For 95 years, Diversey has pioneered cleaning and hygiene technologies  that help protect and care for people every day. In this feature, we look at how we have moved from humble beginnings in Chicago’s chemical manufacturing industry, to connecting minds with machines around the globe today.

Food Industry Beginnings
It all started with a man named August Kochs. Kochs worked for a Chicago flour merchant in the late 1800s and experimented with manufacturing baking powder. In 1902, he helped found Victor Chemical Works to produce phosphate for the baking industry. Later, the company produced chemicals for baking, food processing and tooth paste.

Growth Rooted in R&D
As quoted in the Journal of Agricultural and Food Chemistry, September 1955: “If ever the value of research was dramatized in the growth of a chemical company, it has been so dramatized in the history of Victor Chemical Works. From its inception, Victor has stressed the value of the laboratory and has maintained substantial facilities and budgets for research, control, and testing operations.”

What’s in a Name?
In 1923, August Kochs and his son, Herbert, planned to create a specialty subsidiary of Victor Chemical Works focused on industrial cleaners. In a 1959 Chicago Tribune story, Herbert shared how the subsidiary was named:  “We wanted a name that would not limit us, one that had no connotation, and did not mean a thing.” He said he and his father discussed the company’s organization while lunching at a restaurant on Diversey Avenue in Chicago and was inspired by the street name.

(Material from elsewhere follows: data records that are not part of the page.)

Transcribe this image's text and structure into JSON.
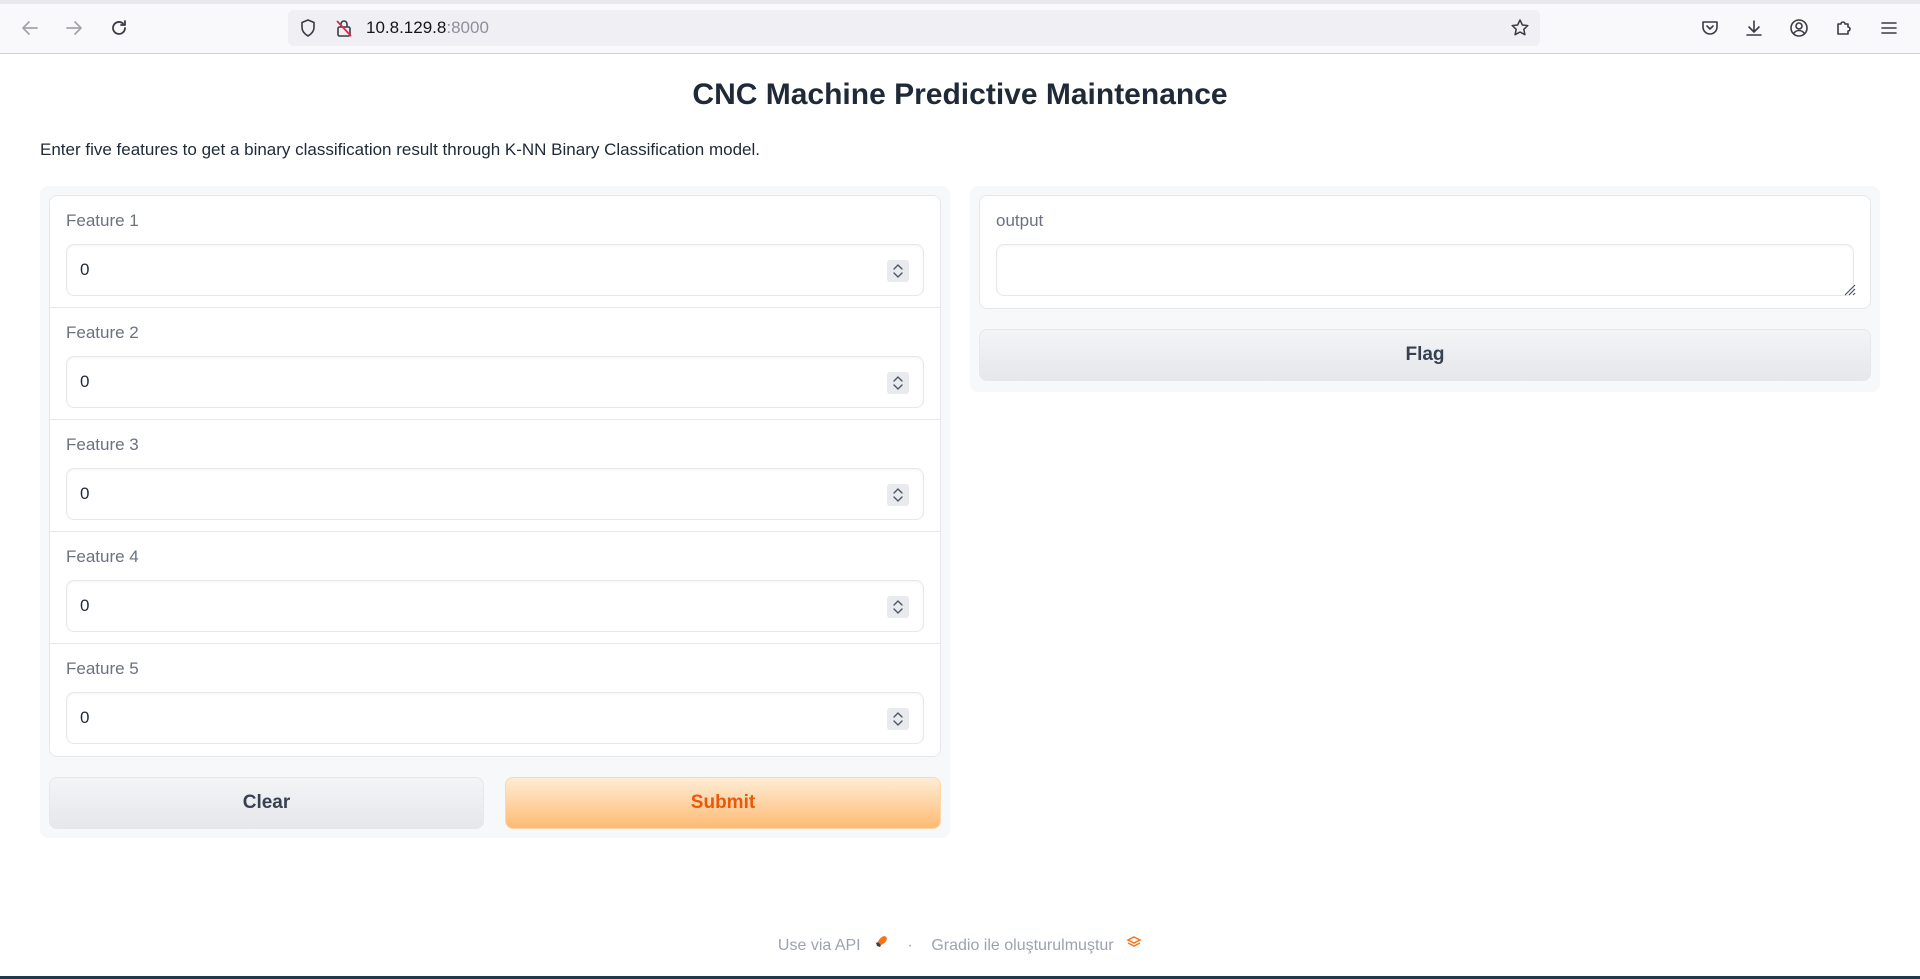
{
  "browser": {
    "url_host": "10.8.129.8",
    "url_port": ":8000"
  },
  "app": {
    "title": "CNC Machine Predictive Maintenance",
    "description": "Enter five features to get a binary classification result through K-NN Binary Classification model."
  },
  "inputs": [
    {
      "label": "Feature 1",
      "value": "0"
    },
    {
      "label": "Feature 2",
      "value": "0"
    },
    {
      "label": "Feature 3",
      "value": "0"
    },
    {
      "label": "Feature 4",
      "value": "0"
    },
    {
      "label": "Feature 5",
      "value": "0"
    }
  ],
  "buttons": {
    "clear": "Clear",
    "submit": "Submit",
    "flag": "Flag"
  },
  "output": {
    "label": "output",
    "value": ""
  },
  "footer": {
    "api_link": "Use via API",
    "separator": "·",
    "built_with": "Gradio ile oluşturulmuştur"
  },
  "colors": {
    "accent": "#ea580c",
    "submit_bg": "#fdba74"
  }
}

On August 4, 1923, Diversey Corp. was born.

Diversey’s Founders
August Kochs was a German immigrant who came to the United States in 1883 when he was 12 years old. After helping found Victor Chemical Works, he served as its president and later chairman until it was bought by Stauffer Chemical Company. He died in 1960 at age 89.

Herbert Kochs attended the Massachusetts Institute of Technology and Northwestern University. He was chairman of Diversey for 35 years and retired in 1979 after 56 years of service. He died in 1993 at his home in England at age 90.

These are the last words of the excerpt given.